With prospects of a second round of Islamabad Talks, which are expected to take place on Tuesday, emerging, concerns are mounting over the possible collapse of US-Iran peace efforts, which could trigger a renewed and more intense phase of conflict between the two sides. Furthermore, there are speculations that the US and Israel could use these negotiations to reorganize. However, the current circumstances suggest that the US is not in a position to initiate a ground invasion or any other military campaign against Iran, as it failed to open the Strait of Hormuz despite almost 40 days of continuous bombing on Iran. In addition, the United States stands militarily and diplomatically isolated over the issue of US-Iran, as none of its European allies have supported it militarily or diplomatically.
This war has made the United States an irrelevant and isolated international power. The whole agenda of the war has now shifted to opening the Strait of Hormuz, which was already open before the war. The US President Donald Trump is also happy that China will no longer provide weapons to Iran, which it already says it did not provide. This illustrates that the Islamabad Talks 2.0 is just to provide the United States with a face-saving way to get rid of the burden of this war, which Trump, acting as a “mad king,” started as a regime change operation, and a “God’s Plan” has ended up in expediting the decline of the US as a global superpower.
However, despite these unfavorable conditions and circumstances, there is always a possibility that the mad king might receive another directive from his Zionist master to go for a ground invasion of Iran. Although it is highly unlikely, counterintuitive, and counterproductive, as it would be a suicide mission for the United States, leading to the death of thousands of troops and causing the loss of billions of dollars, it is still expected from a person under the influence of the Zionist leader Benjamin Netanyahu.

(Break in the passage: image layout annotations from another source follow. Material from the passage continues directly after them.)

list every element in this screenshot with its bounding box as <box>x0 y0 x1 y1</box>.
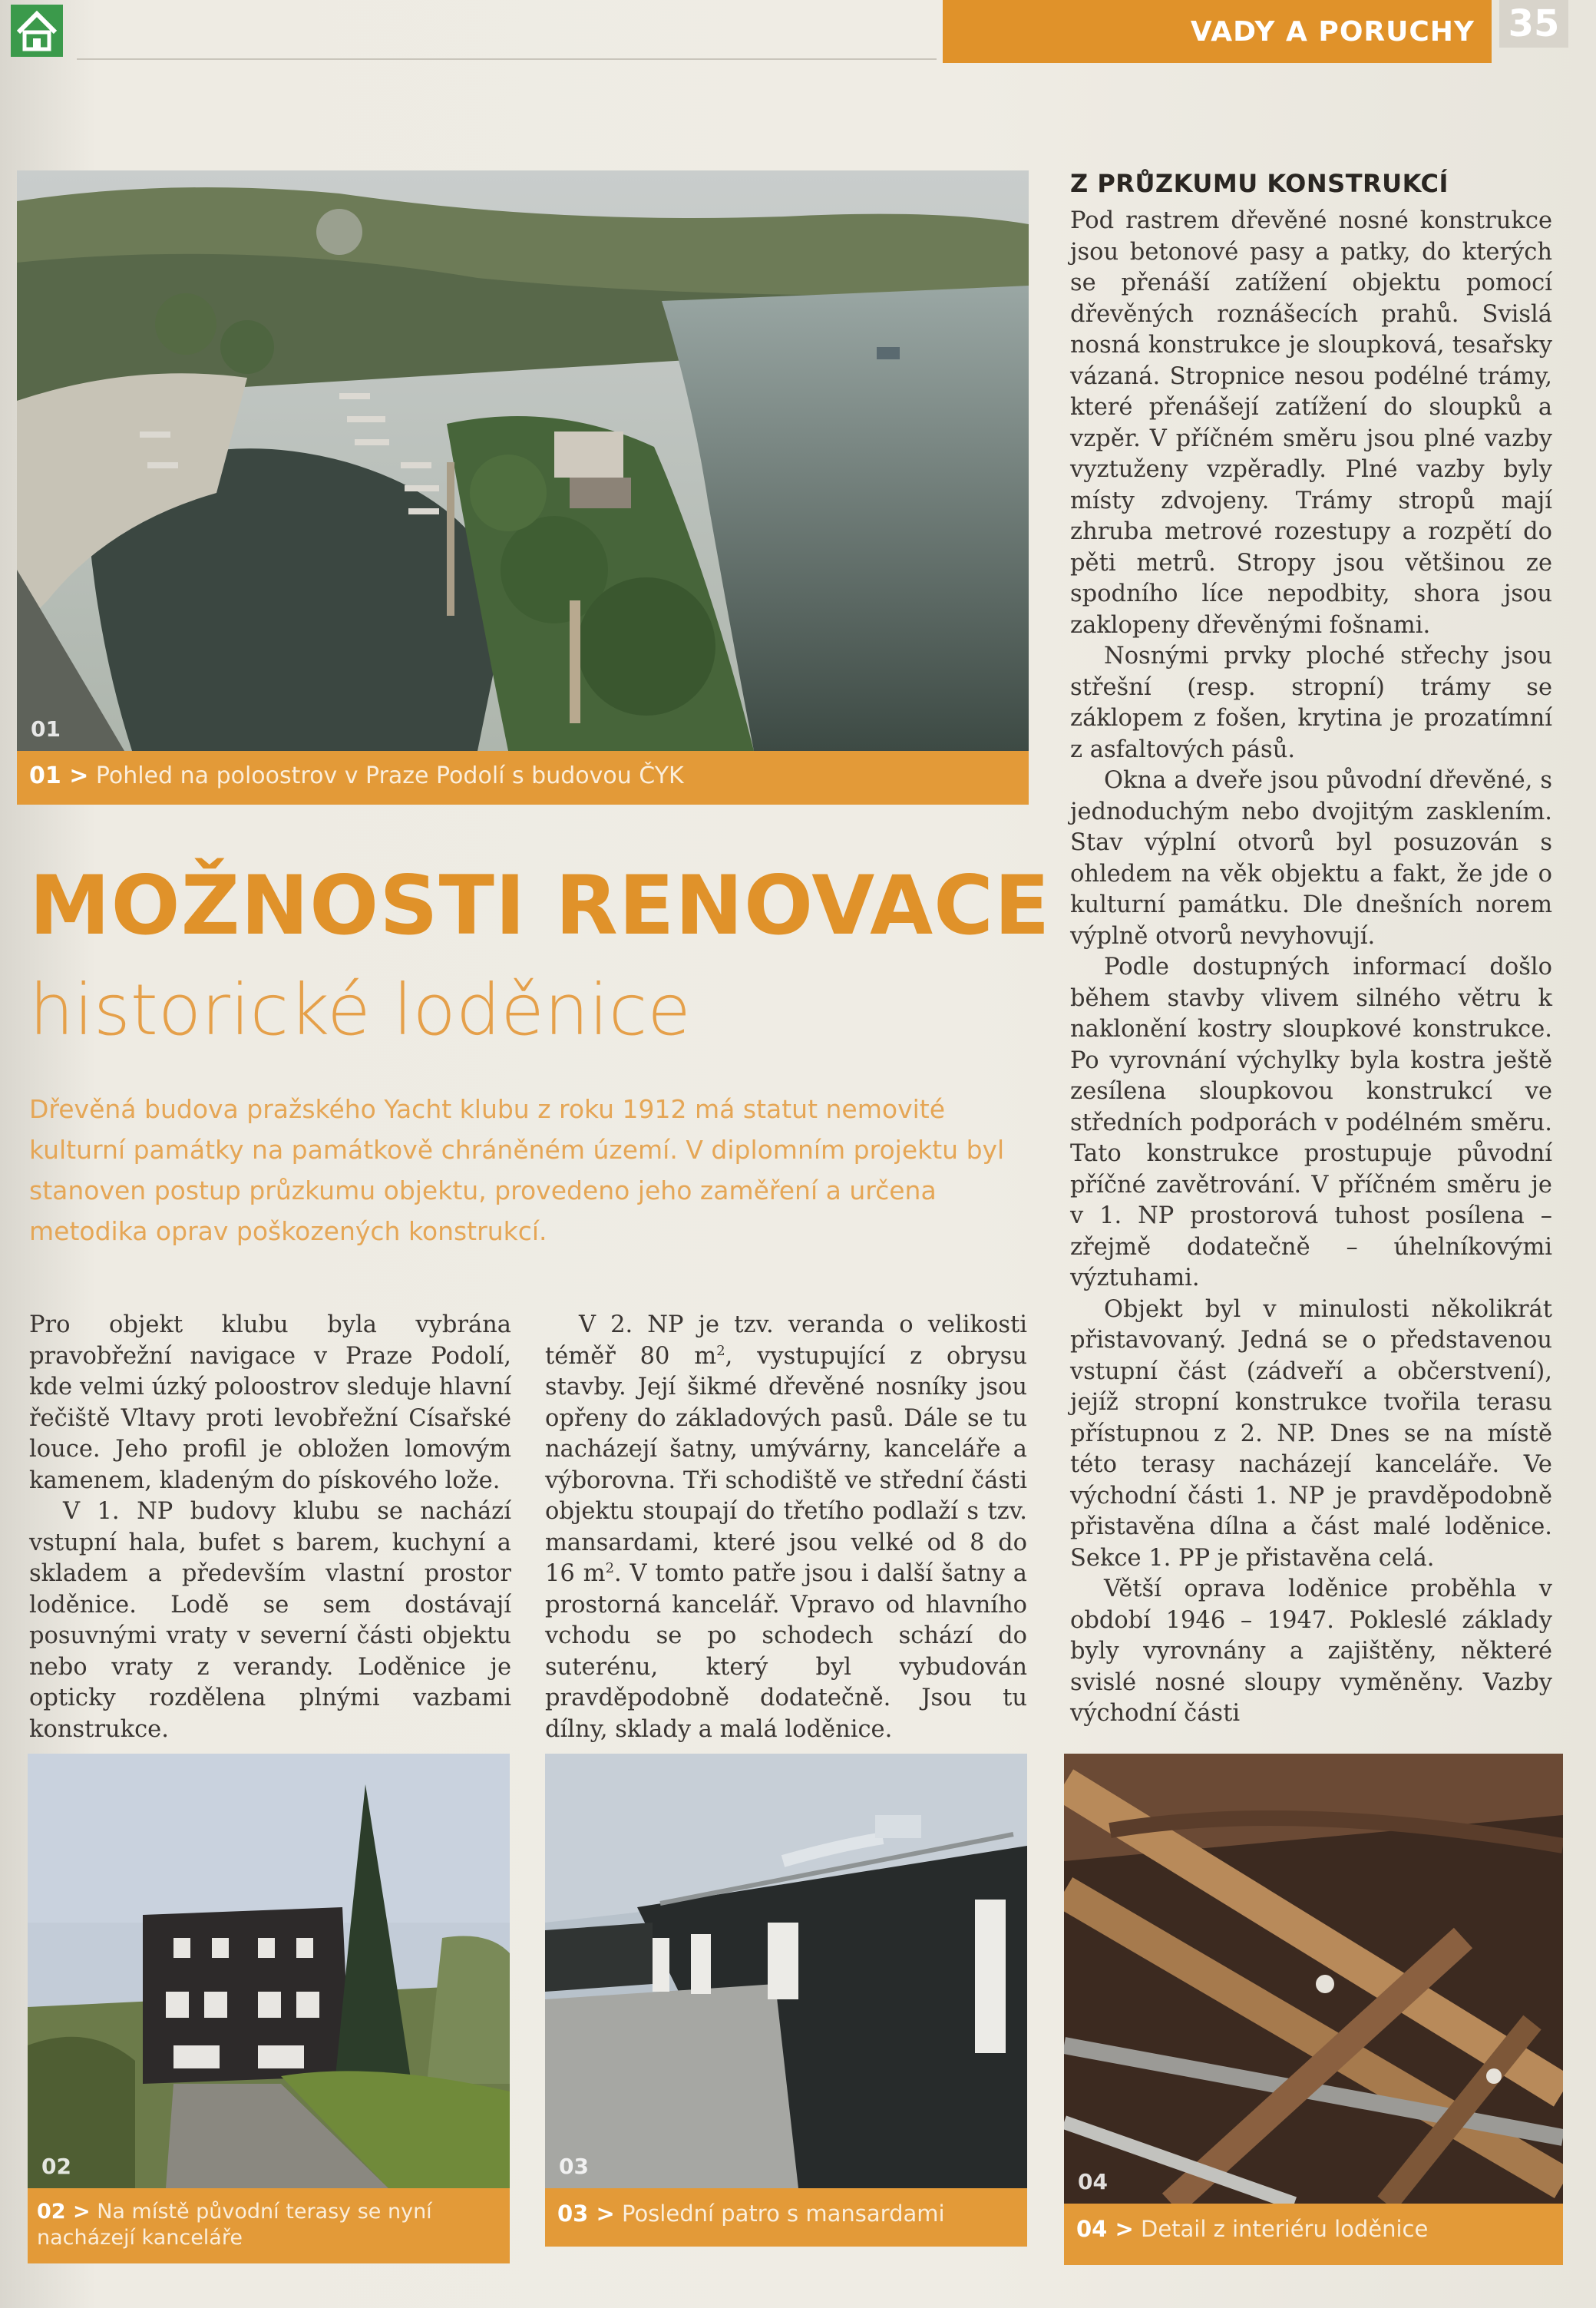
article-title: MOŽNOSTI RENOVACE <box>29 858 1051 953</box>
photo-building-exterior <box>28 1754 510 2188</box>
text-column-3 <box>1070 206 1552 1730</box>
caption-number: 03 > <box>557 2201 615 2227</box>
caption-text: Detail z interiéru loděnice <box>1133 2216 1429 2242</box>
paragraph: V 1. NP budovy klubu se nachází vstupní hala, bufet s barem, kuchyní a skladem a především vlastní prostor loděnice. Lodě se sem dostávají posuvnými vraty v severní části objektu nebo vraty z verandy. Loděnice je opticky rozdělena plnými vazbami konstrukce. <box>29 1498 511 1743</box>
text-column-1 <box>29 1310 511 1745</box>
photo-number-04: 04 <box>1078 2169 1108 2194</box>
text-column-2 <box>545 1310 1027 1745</box>
header-rule <box>77 58 937 60</box>
photo-caption-04 <box>1064 2204 1563 2265</box>
paragraph: Podle dostupných informací došlo během stavby vlivem silného větru k naklonění kostry sloupkové konstrukce. Po vyrovnání výchylky byla kostra ještě zesílena sloupkovou konstrukcí ve středních podporách v podélném směru. Tato konstrukce prostupuje původní příčné zavětrování. V příčném směru je v 1. NP prostorová tuhost posílena – zřejmě dodatečně – úhelníkovými výztuhami. <box>1070 954 1552 1291</box>
caption-text: Pohled na poloostrov v Praze Podolí s budovou ČYK <box>88 762 684 789</box>
paragraph-text: . V tomto patře jsou i další šatny a prostorná kancelář. Vpravo od hlavního vchodu se po schodech schází do suterénu, který byl vybudován pravděpodobně dodatečně. Jsou tu dílny, sklady a malá loděnice. <box>545 1560 1027 1743</box>
photo-aerial-peninsula <box>17 170 1029 751</box>
section-title: VADY A PORUCHY <box>943 0 1492 63</box>
photo-interior-detail <box>1064 1754 1563 2204</box>
paragraph: Větší oprava loděnice proběhla v období 1946 – 1947. Pokleslé základy byly vyrovnány a zajištěny, některé svislé nosné sloupy vyměněny. Vazby východní části <box>1070 1576 1552 1727</box>
paragraph: Pod rastrem dřevěné nosné konstrukce jsou betonové pasy a patky, do kterých se přenáší zatížení objektu pomocí dřevěných roznášecích prahů. Svislá nosná konstrukce je sloupková, tesařsky vázaná. Stropnice nesou podélné trámy, které přenášejí zatížení do sloupků a vzpěr. V příčném směru jsou plné vazby vyztuženy vzpěradly. Plné vazby byly místy zdvojeny. Trámy stropů mají zhruba metrové rozestupy a rozpětí do pěti metrů. Stropy jsou většinou ze spodního líce nepodbity, shora jsou zaklopeny dřevěnými fošnami. <box>1070 207 1552 639</box>
photo-caption-01 <box>17 751 1029 805</box>
caption-number: 02 > <box>37 2200 91 2224</box>
superscript: 2 <box>605 1559 615 1576</box>
page-number: 35 <box>1499 0 1568 48</box>
paragraph: Objekt byl v minulosti několikrát přistavovaný. Jedná se o představenou vstupní část (zádveří a občerstvení), jejíž stropní konstrukce tvořila terasu přístupnou z 2. NP. Dnes se na místě této terasy nacházejí kanceláře. Ve východní části 1. NP je pravděpodobně přistavěna dílna a část malé loděnice. Sekce 1. PP je přistavěna celá. <box>1070 1295 1552 1572</box>
paragraph <box>545 1310 1027 1745</box>
caption-text: Na místě původní terasy se nyní nacházejí kanceláře <box>37 2200 432 2250</box>
photo-caption-03 <box>545 2188 1027 2247</box>
section-heading: Z PRŮZKUMU KONSTRUKCÍ <box>1070 169 1449 198</box>
caption-number: 01 > <box>29 762 89 789</box>
paragraph-text: V 2. NP je tzv. veranda o velikosti téměř 80 m <box>545 1311 1027 1370</box>
paragraph: Nosnými prvky ploché střechy jsou střešní (resp. stropní) trámy se záklopem z fošen, krytina je prozatímní z asfaltových pásů. <box>1070 643 1552 763</box>
photo-number-01: 01 <box>31 716 61 742</box>
caption-number: 04 > <box>1076 2216 1134 2242</box>
caption-text: Poslední patro s mansardami <box>614 2201 945 2227</box>
photo-top-floor-mansards <box>545 1754 1027 2188</box>
paragraph-text: , vystupující z obrysu stavby. Její šikmé dřevěné nosníky jsou opřeny do základových pasů. Dále se tu nacházejí šatny, umývárny, kanceláře a výborovna. Tři schodiště ve střední části objektu stoupají do třetího podlaží s tzv. mansardami, které jsou velké od 8 do 16 m <box>545 1342 1028 1587</box>
paragraph: Okna a dveře jsou původní dřevěné, s jednoduchým nebo dvojitým zasklením. Stav výplní otvorů byl posuzován s ohledem na věk objektu a fakt, že jde o kulturní památku. Dle dnešních norem výplně otvorů nevyhovují. <box>1070 767 1552 950</box>
paragraph: Pro objekt klubu byla vybrána pravobřežní navigace v Praze Podolí, kde velmi úzký poloostrov sleduje hlavní řečiště Vltavy proti levobřežní Císařské louce. Jeho profil je obložen lomovým kamenem, kladeným do pískového lože. <box>29 1311 511 1494</box>
photo-number-03: 03 <box>559 2154 589 2179</box>
article-subtitle: historické loděnice <box>29 969 691 1051</box>
photo-number-02: 02 <box>41 2154 71 2179</box>
superscript: 2 <box>716 1342 725 1359</box>
house-logo-icon <box>11 5 63 57</box>
photo-caption-02 <box>28 2188 510 2263</box>
article-lead: Dřevěná budova pražského Yacht klubu z roku 1912 má statut nemovité kulturní památky na památkově chráněném území. V diplomním projektu byl stanoven postup průzkumu objektu, provedeno jeho zaměření a určena metodika oprav poškozených konstrukcí. <box>29 1094 1005 1246</box>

The US President Donald Trump has already sacrificed the US hegemony to establish the Kingdom of Zionism. His ill-witted decisions have provided Russia, China, and the middle powers with an opportunity to replace the US as a global hegemon. It will also result in further strengthening the BRICS as an international alliance, replacing Western organizations and alliances. In sum, the US-Iran war has hastened the rise of a Global South-led world order and exposed fissures in the Western alliance.